Mais Oui

To Be or Not To Be?

by Cherry Fisher May

It’s Festival time, when it becomes abundantly clear how much we love the arts in Acadiana. Festival International hits it on all cylinders: music, food, visual and performing arts, arts education and cultural exchange. Locals flock to the streets of Downtown to join tourists who navigate their way to Lafayette from all corners of the globe. Hotel rooms are full. Sales tax collections spike. It’s a snapshot of what the arts do for local business. It educates our kids about their place in the world and bolsters community pride like nothing else we do around here.

But Festival is also a snapshot of where we fall short as a community when it comes to arts and culture. Like every other arts organization in town, Festival struggles financially to fulfill its mission, even beloved as it is, and sadly it’s in good company. From the Acadiana Center for the Arts to The Acadiana Symphony and beyond, we talk the talk but we sure don’t walk the walk. Check the rosters of contributors to these organizations and you see the same names over and over. It’s not sustainable.

Take the Acadiana Center for the Arts, for example. As perhaps the premier arts organization in our region, the AcA also struggles to offer the live music, arts education and visual arts programming it was created to provide. There are seven buckets of money that keep it afloat: consolidated government, state Division of the Arts grants, the Lafayette Parish public school system, non-profit grants, ticket sales, fundraising events, and donors/ memberships, etc. Sounds robust, right? Wrong. Public funding is being slashed at all levels. Grants are competitive and expire over time. Donors are aging and donor fatigue looms. The organization is in the midst of a zero-based budget process, reviewing all programming and staffing as if it were starting over. All organizations need that from time to time, but restructuring alone can’t close the gap. (This debate has also spawned a new general arts fund at the Community Foundation of Acadiana. More on that in next month’s column.)

Thankfully, LEDA CEO Gregg Gothreaux gets it. One Acadiana CEO Jason El Koubi gets it. Throughout his tenure, retiring City-Parish President Joey Durel has budgeted what he could get through the council, which was never enough and brings me to this fall’s elections. Those of us who understand the value of the arts need to show up at every town hall meeting, every civic club candidates’ forum, every neighborhood coffee shop during the upcoming election and ask this question: What will you do to support arts and culture for our children, our businesses and our community? And it’s not just a city issue. We need to make it a priority for candidates in the race for city-parish president and in all nine districts. It’s as important to kids and businesses in Carencro as it is for those in all corners of the parish, arguably more so in our fastest growing towns.

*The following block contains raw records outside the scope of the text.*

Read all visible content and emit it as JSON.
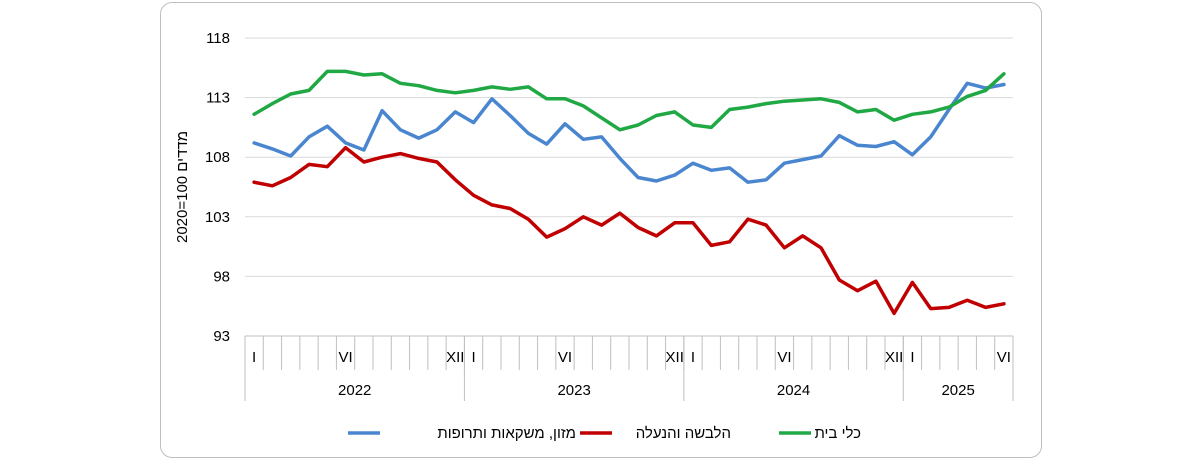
{
  "chart_data": {
    "type": "line",
    "ylabel": "2020=100  מדדים",
    "ylim": [
      93,
      118
    ],
    "yticks": [
      93,
      98,
      103,
      108,
      113,
      118
    ],
    "grid": true,
    "legend_position": "bottom",
    "month_labels": [
      {
        "index": 0,
        "label": "I"
      },
      {
        "index": 5,
        "label": "VI"
      },
      {
        "index": 11,
        "label": "XII"
      },
      {
        "index": 12,
        "label": "I"
      },
      {
        "index": 17,
        "label": "VI"
      },
      {
        "index": 23,
        "label": "XII"
      },
      {
        "index": 24,
        "label": "I"
      },
      {
        "index": 29,
        "label": "VI"
      },
      {
        "index": 35,
        "label": "XII"
      },
      {
        "index": 36,
        "label": "I"
      },
      {
        "index": 41,
        "label": "VI"
      }
    ],
    "years": [
      {
        "label": "2022",
        "months": 12
      },
      {
        "label": "2023",
        "months": 12
      },
      {
        "label": "2024",
        "months": 12
      },
      {
        "label": "2025",
        "months": 6
      }
    ],
    "series": [
      {
        "name": "מזון, משקאות ותרופות",
        "color": "#4a86cf",
        "values": [
          109.2,
          108.7,
          108.1,
          109.7,
          110.6,
          109.2,
          108.6,
          111.9,
          110.3,
          109.6,
          110.3,
          111.8,
          110.9,
          112.9,
          111.5,
          110.0,
          109.1,
          110.8,
          109.5,
          109.7,
          107.9,
          106.3,
          106.0,
          106.5,
          107.5,
          106.9,
          107.1,
          105.9,
          106.1,
          107.5,
          107.8,
          108.1,
          109.8,
          109.0,
          108.9,
          109.3,
          108.2,
          109.7,
          112.0,
          114.2,
          113.8,
          114.1
        ]
      },
      {
        "name": "הלבשה והנעלה",
        "color": "#c00000",
        "values": [
          105.9,
          105.6,
          106.3,
          107.4,
          107.2,
          108.8,
          107.6,
          108.0,
          108.3,
          107.9,
          107.6,
          106.1,
          104.8,
          104.0,
          103.7,
          102.8,
          101.3,
          102.0,
          103.0,
          102.3,
          103.3,
          102.1,
          101.4,
          102.5,
          102.5,
          100.6,
          100.9,
          102.8,
          102.3,
          100.4,
          101.4,
          100.4,
          97.7,
          96.8,
          97.6,
          94.9,
          97.5,
          95.3,
          95.4,
          96.0,
          95.4,
          95.7
        ]
      },
      {
        "name": "כלי בית",
        "color": "#20a845",
        "values": [
          111.6,
          112.5,
          113.3,
          113.6,
          115.2,
          115.2,
          114.9,
          115.0,
          114.2,
          114.0,
          113.6,
          113.4,
          113.6,
          113.9,
          113.7,
          113.9,
          112.9,
          112.9,
          112.3,
          111.3,
          110.3,
          110.7,
          111.5,
          111.8,
          110.7,
          110.5,
          112.0,
          112.2,
          112.5,
          112.7,
          112.8,
          112.9,
          112.6,
          111.8,
          112.0,
          111.1,
          111.6,
          111.8,
          112.2,
          113.1,
          113.6,
          115.0
        ]
      }
    ]
  }
}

We know that a vibrant arts and cultural landscape ranks among the top five assets for a city to be competitive for the best jobs in the 21st century. In his seminal work The Rise of the Creative Class, Dr. Richard Florida proved that today’s young professionals choose where they want to live based on quality of life criteria. The good jobs follow the talent in this new paradigm of economic development. Our unique Cajun culture got us in the game. It’s going to take broader investment in arts and culture to keep us competitive.